Baranowski W, Dirheimer G, Jakowicki J A, Keith G
Second Clinic of Gynecological Surgery, Academy of Medicine, Lublin, Poland.
Cancer Res. 1994 Aug 15;54(16):4468-71.
The tRNAs from rapidly growing tissues, particularly from neoplasia, often exhibit queuine deficiency. In order to check whether different kinds of ovarian tumors display queuine deficiencies we have analyzed tRNA samples from 16 ovarian malignancies. The tRNAs from histologically normal myometrium (4 samples) and myoma (6 samples) were taken as healthy tissue and benign tumor references. Queuine deficiency was determined by an exchange assay using [8-3H]guanine and tRNA:guanine transglycosylase from Escherichia coli. The mean values of queuine deficiencies in tRNAs were: 10.95 +/- 2.21 (SD) pmol/A260 in gonadal and germ cell tumors (5 cases); 23.75 +/- 7.89 pmol/A260 in primary epithelial tumors (9 cases); and 34.58 +/- 7.18 pmol/A260 in metastatic tumors (2 cases). These values displayed statistically significant differences (P = 0.0003, Kruskal-Wallis test). The queuine deficiencies in tRNAs significantly increased when moving from well-differentiated through moderately differentiated to poorly differentiated tumors, with the highest values found in poorly differentiated metastatic tumors (P = 0.0002, Kruskal-Wallis test).

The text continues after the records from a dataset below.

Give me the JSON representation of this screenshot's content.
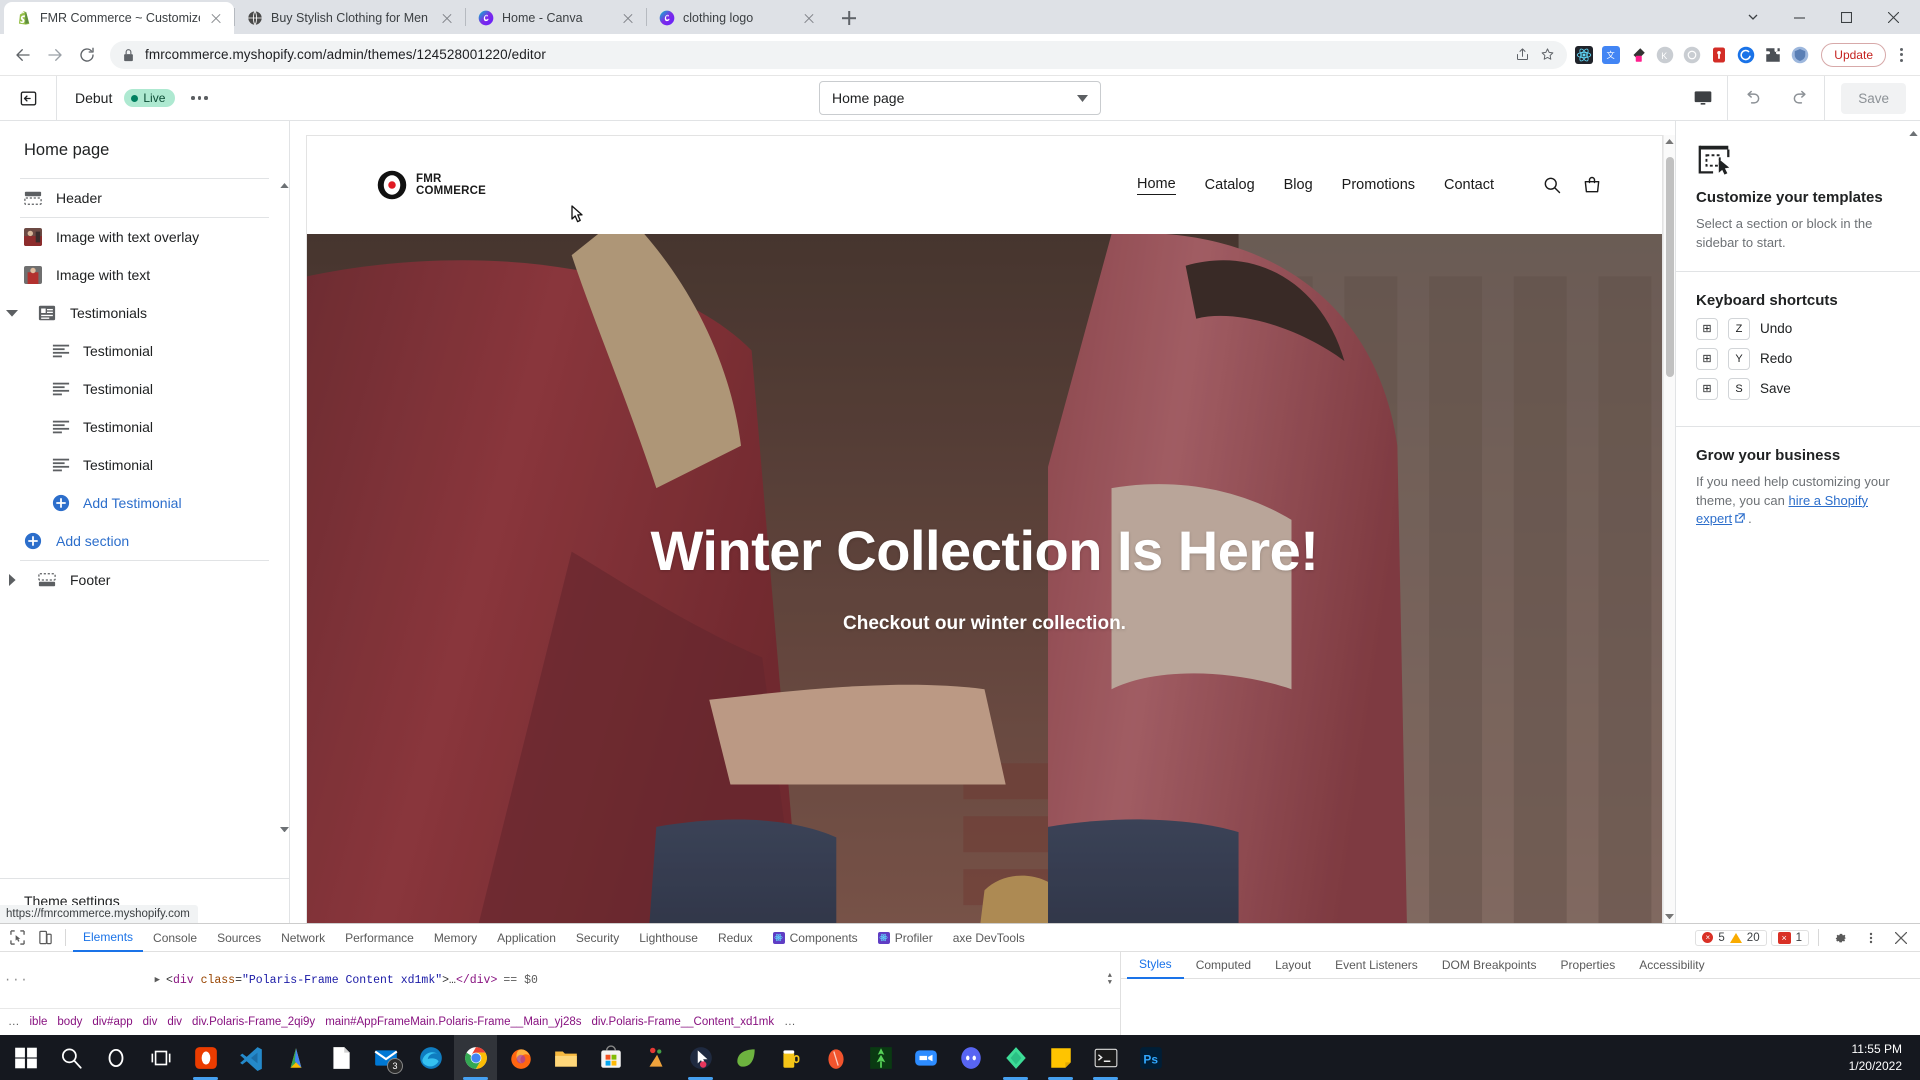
{
  "browser": {
    "tabs": [
      {
        "title": "FMR Commerce ~ Customize De",
        "favicon": "shopify-icon",
        "active": true
      },
      {
        "title": "Buy Stylish Clothing for Men | Fr",
        "favicon": "globe-icon",
        "active": false
      },
      {
        "title": "Home - Canva",
        "favicon": "canva-icon",
        "active": false
      },
      {
        "title": "clothing logo",
        "favicon": "canva-icon",
        "active": false
      }
    ],
    "new_tab_label": "+",
    "url": "fmrcommerce.myshopify.com/admin/themes/124528001220/editor",
    "update_label": "Update",
    "extensions": [
      "react-devtools-icon",
      "translate-icon",
      "colorpick-icon",
      "kameleoon-icon",
      "ghostery-icon",
      "lastpass-icon",
      "clarity-icon",
      "puzzle-icon",
      "privacy-icon"
    ],
    "status_url": "https://fmrcommerce.myshopify.com"
  },
  "editor": {
    "theme_name": "Debut",
    "live_label": "Live",
    "page_selector": "Home page",
    "save_label": "Save",
    "sidebar": {
      "title": "Home page",
      "items": [
        {
          "label": "Header",
          "icon": "header-icon",
          "type": "section"
        },
        {
          "label": "Image with text overlay",
          "icon": "image-thumb",
          "type": "section"
        },
        {
          "label": "Image with text",
          "icon": "image-thumb",
          "type": "section"
        },
        {
          "label": "Testimonials",
          "icon": "testimonials-icon",
          "type": "section",
          "expanded": true
        },
        {
          "label": "Testimonial",
          "icon": "block-icon",
          "type": "block"
        },
        {
          "label": "Testimonial",
          "icon": "block-icon",
          "type": "block"
        },
        {
          "label": "Testimonial",
          "icon": "block-icon",
          "type": "block"
        },
        {
          "label": "Testimonial",
          "icon": "block-icon",
          "type": "block"
        },
        {
          "label": "Add Testimonial",
          "icon": "plus-circle-icon",
          "type": "add-block"
        },
        {
          "label": "Add section",
          "icon": "plus-circle-icon",
          "type": "add-section"
        },
        {
          "label": "Footer",
          "icon": "footer-icon",
          "type": "section"
        }
      ],
      "footer_label": "Theme settings"
    },
    "right_panel": {
      "templates_heading": "Customize your templates",
      "templates_body": "Select a section or block in the sidebar to start.",
      "shortcuts_heading": "Keyboard shortcuts",
      "shortcuts": [
        {
          "mod": "⊞",
          "key": "Z",
          "label": "Undo"
        },
        {
          "mod": "⊞",
          "key": "Y",
          "label": "Redo"
        },
        {
          "mod": "⊞",
          "key": "S",
          "label": "Save"
        }
      ],
      "grow_heading": "Grow your business",
      "grow_body_before": "If you need help customizing your theme, you can ",
      "grow_link": "hire a Shopify expert",
      "grow_body_after": "."
    }
  },
  "store_preview": {
    "logo_line1": "FMR",
    "logo_line2": "COMMERCE",
    "nav": [
      {
        "label": "Home",
        "current": true
      },
      {
        "label": "Catalog",
        "current": false
      },
      {
        "label": "Blog",
        "current": false
      },
      {
        "label": "Promotions",
        "current": false
      },
      {
        "label": "Contact",
        "current": false
      }
    ],
    "hero_title": "Winter Collection Is Here!",
    "hero_subtitle": "Checkout our winter collection."
  },
  "devtools": {
    "tabs": [
      {
        "label": "Elements",
        "active": true
      },
      {
        "label": "Console",
        "active": false
      },
      {
        "label": "Sources",
        "active": false
      },
      {
        "label": "Network",
        "active": false
      },
      {
        "label": "Performance",
        "active": false
      },
      {
        "label": "Memory",
        "active": false
      },
      {
        "label": "Application",
        "active": false
      },
      {
        "label": "Security",
        "active": false
      },
      {
        "label": "Lighthouse",
        "active": false
      },
      {
        "label": "Redux",
        "active": false
      },
      {
        "label": "Components",
        "active": false,
        "icon": "react-icon"
      },
      {
        "label": "Profiler",
        "active": false,
        "icon": "react-icon"
      },
      {
        "label": "axe DevTools",
        "active": false
      }
    ],
    "errors": "5",
    "warnings": "20",
    "issues": "1",
    "dom_node": {
      "tag": "div",
      "attr_name": "class",
      "attr_value": "\"Polaris-Frame  Content xd1mk\"",
      "ellipsis": "…",
      "close": "</div>",
      "selected": "== $0"
    },
    "breadcrumbs": [
      "…",
      "ible",
      "body",
      "div#app",
      "div",
      "div",
      "div.Polaris-Frame_2qi9y",
      "main#AppFrameMain.Polaris-Frame__Main_yj28s",
      "div.Polaris-Frame__Content_xd1mk",
      "…"
    ],
    "styles_tabs": [
      {
        "label": "Styles",
        "active": true
      },
      {
        "label": "Computed",
        "active": false
      },
      {
        "label": "Layout",
        "active": false
      },
      {
        "label": "Event Listeners",
        "active": false
      },
      {
        "label": "DOM Breakpoints",
        "active": false
      },
      {
        "label": "Properties",
        "active": false
      },
      {
        "label": "Accessibility",
        "active": false
      }
    ]
  },
  "taskbar": {
    "items": [
      {
        "name": "start-button",
        "icon": "windows-icon"
      },
      {
        "name": "search-button",
        "icon": "search-icon"
      },
      {
        "name": "cortana-button",
        "icon": "cortana-icon"
      },
      {
        "name": "task-view-button",
        "icon": "taskview-icon"
      },
      {
        "name": "taskbar-app-office",
        "icon": "office-icon",
        "running": true
      },
      {
        "name": "taskbar-app-vscode",
        "icon": "vscode-icon"
      },
      {
        "name": "taskbar-app-adsense",
        "icon": "adsense-icon"
      },
      {
        "name": "taskbar-app-notepad",
        "icon": "notepad-icon"
      },
      {
        "name": "taskbar-app-mail",
        "icon": "mail-icon",
        "badge": "3"
      },
      {
        "name": "taskbar-app-edge",
        "icon": "edge-icon"
      },
      {
        "name": "taskbar-app-chrome",
        "icon": "chrome-icon",
        "running": true,
        "active": true
      },
      {
        "name": "taskbar-app-firefox",
        "icon": "firefox-icon"
      },
      {
        "name": "taskbar-app-explorer",
        "icon": "explorer-icon"
      },
      {
        "name": "taskbar-app-store",
        "icon": "store-icon"
      },
      {
        "name": "taskbar-app-party",
        "icon": "party-icon"
      },
      {
        "name": "taskbar-app-cursor",
        "icon": "cursor-app-icon",
        "running": true
      },
      {
        "name": "taskbar-app-mint",
        "icon": "leaf-icon"
      },
      {
        "name": "taskbar-app-beer",
        "icon": "beer-icon"
      },
      {
        "name": "taskbar-app-egg",
        "icon": "egg-icon"
      },
      {
        "name": "taskbar-app-tree",
        "icon": "tree-icon"
      },
      {
        "name": "taskbar-app-zoom",
        "icon": "zoom-icon"
      },
      {
        "name": "taskbar-app-discord",
        "icon": "discord-icon"
      },
      {
        "name": "taskbar-app-gem",
        "icon": "gem-icon",
        "running": true
      },
      {
        "name": "taskbar-app-notes",
        "icon": "notes-icon",
        "running": true
      },
      {
        "name": "taskbar-app-terminal",
        "icon": "terminal-icon",
        "running": true
      },
      {
        "name": "taskbar-app-photoshop",
        "icon": "photoshop-icon"
      }
    ],
    "time": "11:55 PM",
    "date": "1/20/2022"
  }
}
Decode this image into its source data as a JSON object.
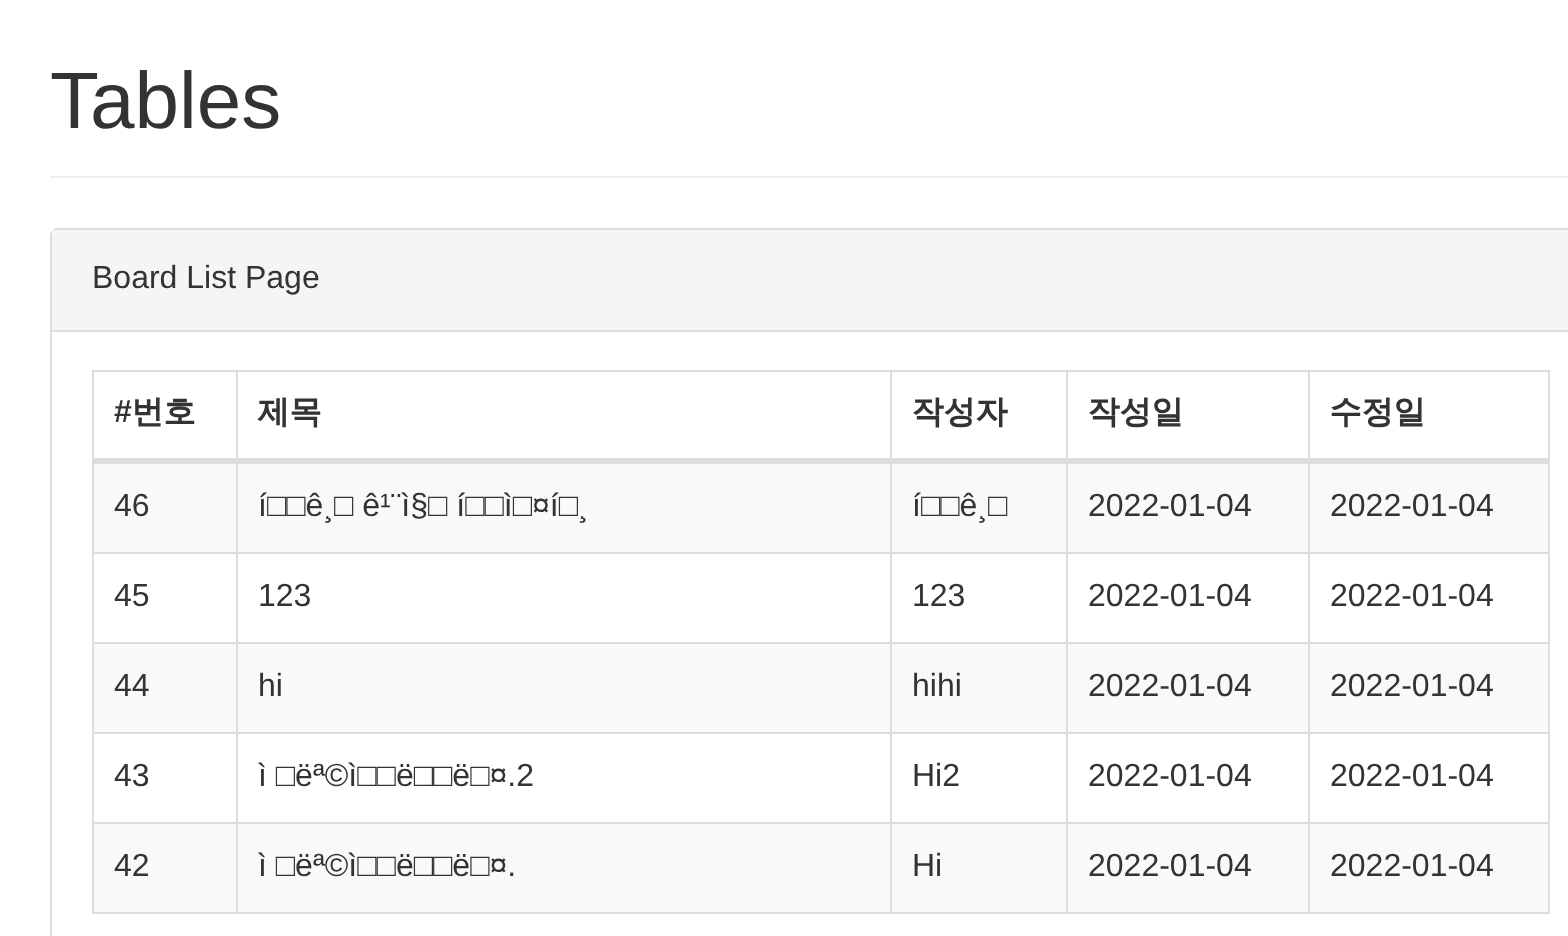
{
  "page_title": "Tables",
  "panel": {
    "heading": "Board List Page"
  },
  "table": {
    "columns": [
      "#번호",
      "제목",
      "작성자",
      "작성일",
      "수정일"
    ],
    "rows": [
      [
        "46",
        "í□□ê¸□ ê¹¨ì§□ í□□ì□¤í□¸",
        "í□□ê¸□",
        "2022-01-04",
        "2022-01-04"
      ],
      [
        "45",
        "123",
        "123",
        "2022-01-04",
        "2022-01-04"
      ],
      [
        "44",
        "hi",
        "hihi",
        "2022-01-04",
        "2022-01-04"
      ],
      [
        "43",
        "ì □ëª©ì□□ë□□ë□¤.2",
        "Hi2",
        "2022-01-04",
        "2022-01-04"
      ],
      [
        "42",
        "ì □ëª©ì□□ë□□ë□¤.",
        "Hi",
        "2022-01-04",
        "2022-01-04"
      ]
    ]
  }
}
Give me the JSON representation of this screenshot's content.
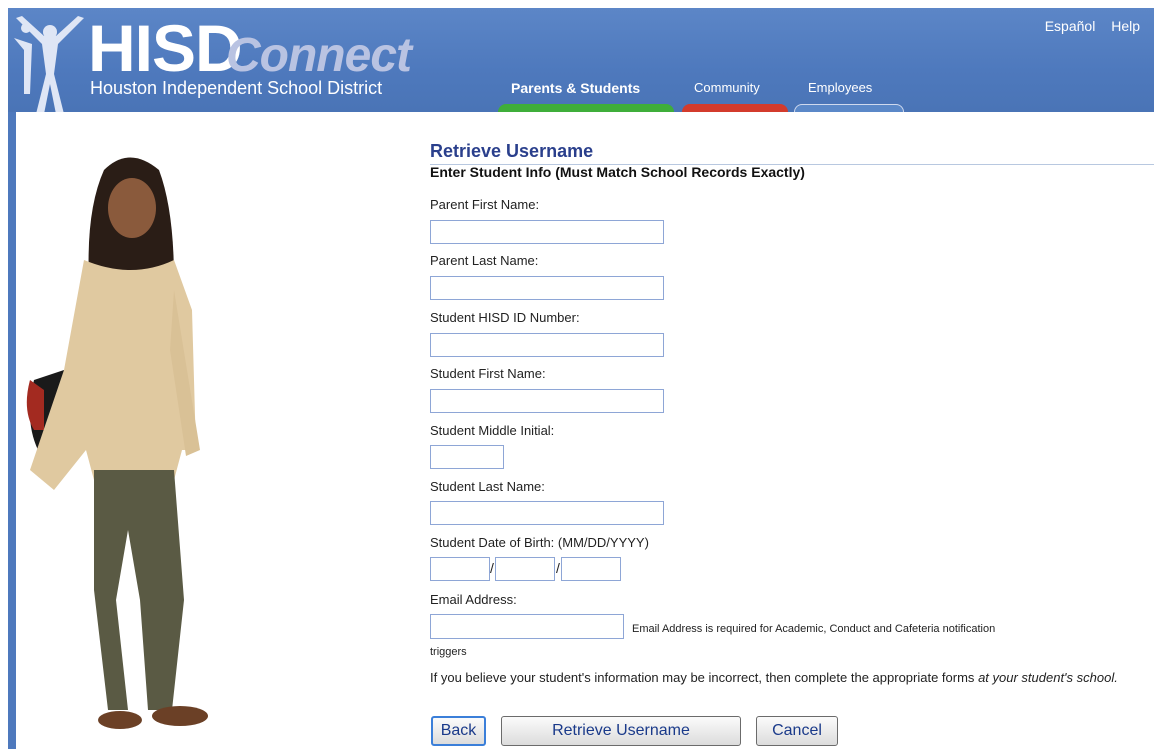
{
  "header": {
    "logo_main": "HISD",
    "logo_accent": "Connect",
    "logo_subtitle": "Houston Independent School District",
    "top_links": [
      "Español",
      "Help"
    ],
    "nav_tabs": [
      {
        "label": "Parents & Students",
        "color": "#3fae3a"
      },
      {
        "label": "Community",
        "color": "#d33b2c"
      },
      {
        "label": "Employees",
        "color": "#5b88c8"
      }
    ]
  },
  "form": {
    "title": "Retrieve Username",
    "subtitle": "Enter Student Info (Must Match School Records Exactly)",
    "fields": {
      "parent_first": {
        "label": "Parent First Name:",
        "value": ""
      },
      "parent_last": {
        "label": "Parent Last Name:",
        "value": ""
      },
      "student_id": {
        "label": "Student HISD ID Number:",
        "value": ""
      },
      "student_first": {
        "label": "Student First Name:",
        "value": ""
      },
      "student_middle": {
        "label": "Student Middle Initial:",
        "value": ""
      },
      "student_last": {
        "label": "Student Last Name:",
        "value": ""
      },
      "dob": {
        "label": "Student Date of Birth: (MM/DD/YYYY)",
        "month": "",
        "day": "",
        "year": "",
        "separator": "/"
      },
      "email": {
        "label": "Email Address:",
        "value": "",
        "note": "Email Address is required for Academic, Conduct and Cafeteria notification",
        "note_cont": "triggers"
      }
    },
    "info_text": "If you believe your student's information may be incorrect, then complete the appropriate forms",
    "info_text_italic": "at your student's school.",
    "buttons": {
      "back": "Back",
      "retrieve": "Retrieve Username",
      "cancel": "Cancel"
    }
  },
  "colors": {
    "header_bg": "#4e79bd",
    "title": "#2a3f8c",
    "input_border": "#8ea6d6"
  }
}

Queuine deficiency determination in tRNAs is proposed as a factor for clinical outcome prognosis of ovarian malignancies.
快速生长组织中的转运RNA(tRNA),尤其是来自肿瘤组织的tRNA,常常表现出反密码子摆动碱基Q(queuine)缺乏。为了检查不同类型的卵巢肿瘤是否存在Q缺乏,我们分析了16例卵巢恶性肿瘤的tRNA样本。来自组织学正常的子宫肌层(4个样本)和子宫肌瘤(6个样本)的tRNA被用作健康组织和良性肿瘤对照。通过使用[8-³H]鸟嘌呤和来自大肠杆菌的tRNA:鸟嘌呤转糖基酶的交换试验来测定Q缺乏。tRNA中Q缺乏的平均值分别为:性腺和生殖细胞肿瘤(5例)中为10.95±2.21(标准差)pmol/A₂₆₀;原发性上皮性肿瘤(9例)中为23.75±7.89 pmol/A₂₆₀;转移性肿瘤(2例)中为34.58±7.18 pmol/A₂₆₀。这些值显示出统计学上的显著差异(P = 0.0003,Kruskal-Wallis检验)。当从高分化肿瘤经中分化肿瘤发展到低分化肿瘤时,tRNA中的Q缺乏显著增加,在低分化转移性肿瘤中发现的值最高(P = 0.0002,Kruskal-Wallis检验)。tRNA中Q缺乏的测定被提议作为卵巢恶性肿瘤临床结局预后的一个因素。